На поиск стихотворного начала в тексте «Адмиралтейской иглы» настраивает нас сам рассказчик «Заглавие ладное,
— хотя бы потому, что это четырехстопный ямб, не правда ли, — и притом знаменитый. Но вот это-то ладное заглавие и не предвещало ничего доброго» [4, 411]. Такую «недобрую» стихотворную основу прежде всего имеет описание внешности «Ольги», которое рассказчик присваивает Кате: «По-вашему ее васильковые глаза становились в минуты задумчивости фиалковыми: ботаническое чудо! Вы их оттенили черной бахромой ресниц, которая, добавлю от себя, как бы удлинялась к внешним углам, придавая глазам разрез особенный, но мнимый» [4,412]. Однако эта «северянинская лиловость» первоначально обнаруживается в стихотворении «Отрывок» (1920) Набокова: «Спросила ты: / что на земле прекрасней / темно-лиловых лепестков фиалок, / разбросанных по мрамору? / Твои / глаза, твои покорные глаза, / я отвечал» [Набоков 2002: 151]. К разрезу глаз молодой поэт также был неравнодушен: «Но сладостный разрез твоих продолговатых / атласно-темных глаз…» («Глаза», 1920 [там же: 75]).
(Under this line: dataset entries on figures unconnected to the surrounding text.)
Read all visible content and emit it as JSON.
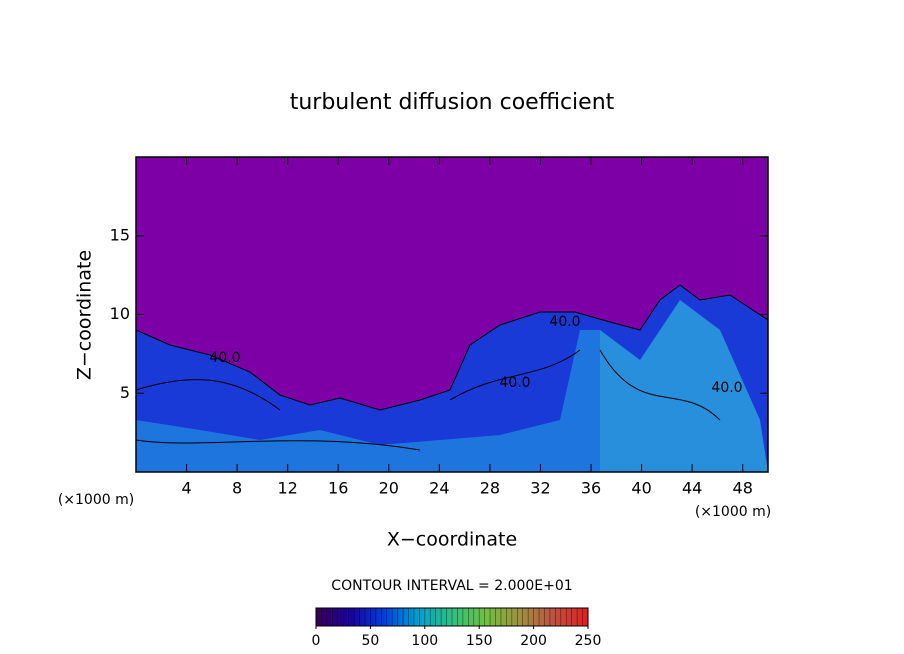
{
  "chart_data": {
    "type": "contour",
    "title": "turbulent diffusion coefficient",
    "xlabel": "X−coordinate",
    "ylabel": "Z−coordinate",
    "x_unit": "(×1000 m)",
    "y_unit": "(×1000 m)",
    "xlim": [
      0,
      50
    ],
    "ylim": [
      0,
      20
    ],
    "xticks": [
      4,
      8,
      12,
      16,
      20,
      24,
      28,
      32,
      36,
      40,
      44,
      48
    ],
    "yticks": [
      5,
      10,
      15
    ],
    "contour_labels": [
      "40.0",
      "40.0",
      "40.0",
      "40.0"
    ],
    "contour_interval": "CONTOUR INTERVAL = 2.000E+01",
    "background_color": "#7d00a6",
    "clim": [
      0,
      250
    ],
    "colorbar_ticks": [
      0,
      50,
      100,
      150,
      200,
      250
    ],
    "colormap": [
      "#3a0050",
      "#1a00a0",
      "#0040e0",
      "#00a0d0",
      "#30c080",
      "#70c040",
      "#a09040",
      "#c05040",
      "#e02020"
    ]
  }
}
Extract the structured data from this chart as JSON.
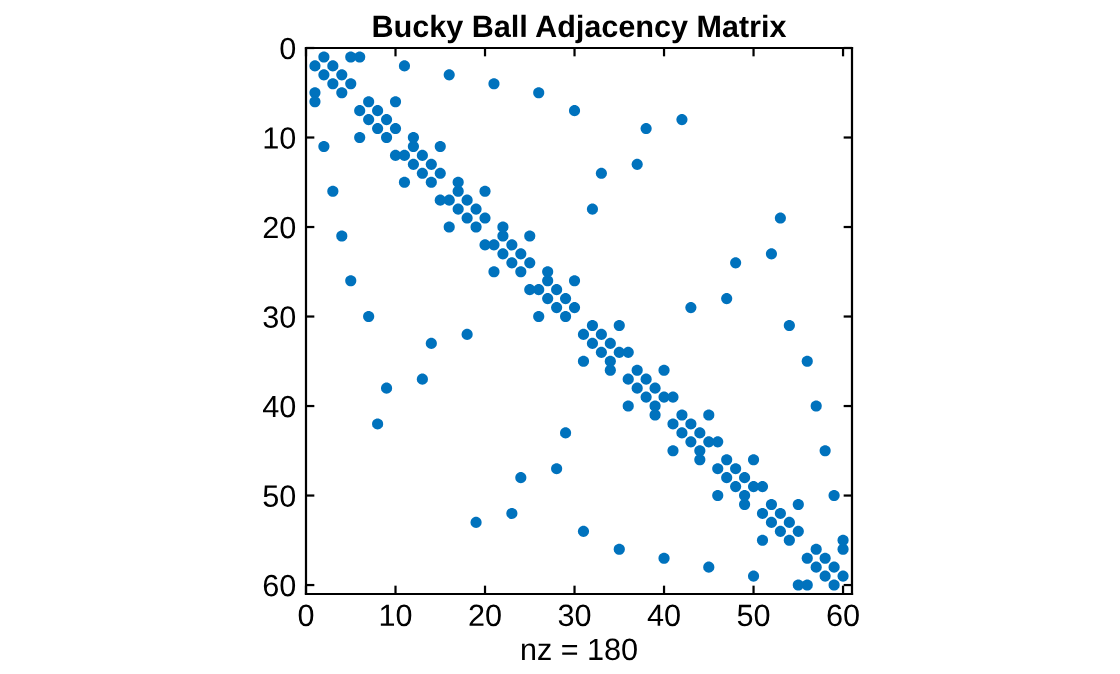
{
  "chart_data": {
    "type": "scatter",
    "title": "Bucky Ball Adjacency Matrix",
    "xlabel": "nz = 180",
    "xlim": [
      0,
      61
    ],
    "ylim": [
      61,
      0
    ],
    "xticks": [
      0,
      10,
      20,
      30,
      40,
      50,
      60
    ],
    "yticks": [
      0,
      10,
      20,
      30,
      40,
      50,
      60
    ],
    "marker": "circle",
    "grid": false,
    "legend": false,
    "series": [
      {
        "color": "#0072bd",
        "x": [
          1,
          2,
          2,
          3,
          3,
          4,
          4,
          5,
          1,
          5,
          6,
          7,
          7,
          8,
          8,
          9,
          9,
          10,
          6,
          10,
          11,
          12,
          12,
          13,
          13,
          14,
          14,
          15,
          11,
          15,
          16,
          17,
          17,
          18,
          18,
          19,
          19,
          20,
          16,
          20,
          21,
          22,
          22,
          23,
          23,
          24,
          24,
          25,
          21,
          25,
          26,
          27,
          27,
          28,
          28,
          29,
          29,
          30,
          26,
          30,
          31,
          32,
          32,
          33,
          33,
          34,
          34,
          35,
          31,
          35,
          36,
          37,
          37,
          38,
          38,
          39,
          39,
          40,
          36,
          40,
          41,
          42,
          42,
          43,
          43,
          44,
          44,
          45,
          41,
          45,
          46,
          47,
          47,
          48,
          48,
          49,
          49,
          50,
          46,
          50,
          51,
          52,
          52,
          53,
          53,
          54,
          54,
          55,
          51,
          55,
          56,
          57,
          57,
          58,
          58,
          59,
          59,
          60,
          56,
          60,
          1,
          6,
          2,
          11,
          3,
          16,
          4,
          21,
          5,
          26,
          7,
          30,
          8,
          42,
          9,
          38,
          10,
          12,
          13,
          37,
          14,
          33,
          15,
          17,
          18,
          32,
          19,
          53,
          20,
          22,
          23,
          52,
          24,
          48,
          25,
          27,
          28,
          47,
          29,
          43,
          31,
          54,
          34,
          36,
          35,
          56,
          39,
          41,
          40,
          57,
          44,
          46,
          45,
          58,
          49,
          51,
          50,
          59,
          55,
          60
        ],
        "values": [
          2,
          1,
          3,
          2,
          4,
          3,
          5,
          4,
          5,
          1,
          7,
          6,
          8,
          7,
          9,
          8,
          10,
          9,
          10,
          6,
          12,
          11,
          13,
          12,
          14,
          13,
          15,
          14,
          15,
          11,
          17,
          16,
          18,
          17,
          19,
          18,
          20,
          19,
          20,
          16,
          22,
          21,
          23,
          22,
          24,
          23,
          25,
          24,
          25,
          21,
          27,
          26,
          28,
          27,
          29,
          28,
          30,
          29,
          30,
          26,
          32,
          31,
          33,
          32,
          34,
          33,
          35,
          34,
          35,
          31,
          37,
          36,
          38,
          37,
          39,
          38,
          40,
          39,
          40,
          36,
          42,
          41,
          43,
          42,
          44,
          43,
          45,
          44,
          45,
          41,
          47,
          46,
          48,
          47,
          49,
          48,
          50,
          49,
          50,
          46,
          52,
          51,
          53,
          52,
          54,
          53,
          55,
          54,
          55,
          51,
          57,
          56,
          58,
          57,
          59,
          58,
          60,
          59,
          60,
          56,
          6,
          1,
          11,
          2,
          16,
          3,
          21,
          4,
          26,
          5,
          30,
          7,
          42,
          8,
          38,
          9,
          12,
          10,
          37,
          13,
          33,
          14,
          17,
          15,
          32,
          18,
          53,
          19,
          22,
          20,
          52,
          23,
          48,
          24,
          27,
          25,
          47,
          28,
          43,
          29,
          54,
          31,
          36,
          34,
          56,
          35,
          41,
          39,
          57,
          40,
          46,
          44,
          58,
          45,
          51,
          49,
          59,
          50,
          60,
          55
        ]
      }
    ]
  }
}
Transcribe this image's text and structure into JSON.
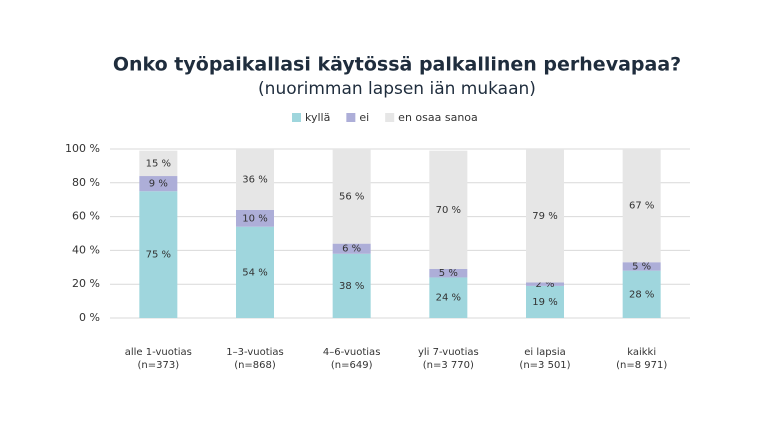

Далее в тексте рассказчик описывает «свою» Катю как «говорящую куклу» («Я снова приходил глядеть на Катю, которая при первом же моем жалком слове превращалась в большую, твердую куклу, опускавшую выпуклые веки и отвечавшую на фарфоровом языке» [4, 418]), однако слова этой «кукле», как следует из раннего стихотворения «Суфлер» (1922), подсказывает сам Набоков: «А я, — исполненный и страсти и страданья, / глазами странствуя по пляшущим строкам, — / я кукольной любви притворные признанья / бесстрастным шепотом подсказываю вам…» [Набоков 2002: 251]. Его же перу принадлежат и многочисленные стихи о родном Петербурге («Петербург», 1921, 1922, 1923; «Санкт-Петербург», 1924), который стал местом трагической развязки его любви и судьбы и который был постоянным местом его виртуальных «странствований по строкам»[78]: ср. «Я странствую по набережной… Солнце / взошло туманной розой» [Набоков 2002: 258]. Этот же пушкинский образ «розовых снегов» повторится и в «Адмиралтейской игле»: «Помню, как восхитительным утром с розовым солнцем и скрипучим снегом, мы встретились на Почтамтской» [4, 418], а еще ранее его встречаем в стихотворении «Я пришла к поэту в гости…» А. Ахматовой, посвященном Блоку («А за окнами мороз / И малиновое солнце / Над лохматым сизым дымом…»).Владимир Набоков (точнее, Владимир Сирин), а не Катя-романистка, определяет уже заранее и судьбу «Леонида» в своем стихотворении «Расстрел» (1927): «Но сердце, как бы ты хотело, /чтоб это вправду было так: / Россия, звезды, ночь расстрела / и весь в черемухе овраг»
[Набоков 2002: 186]. Поэтому обвинения Кати-Солнцева во вранье могут звучать только как автопародия: ср. «А в конце книги ты заставляешь меня попасться красным во время разведки и с именами двух изменниц на устах — Россия, Ольга, — доблестно погибнуть от пули чернокудрого комиссара» [4, 419]. Ведь мысль о том, что в него «метит часовой», постоянно присутствует во время «ночных странствований» Набокова в Россию.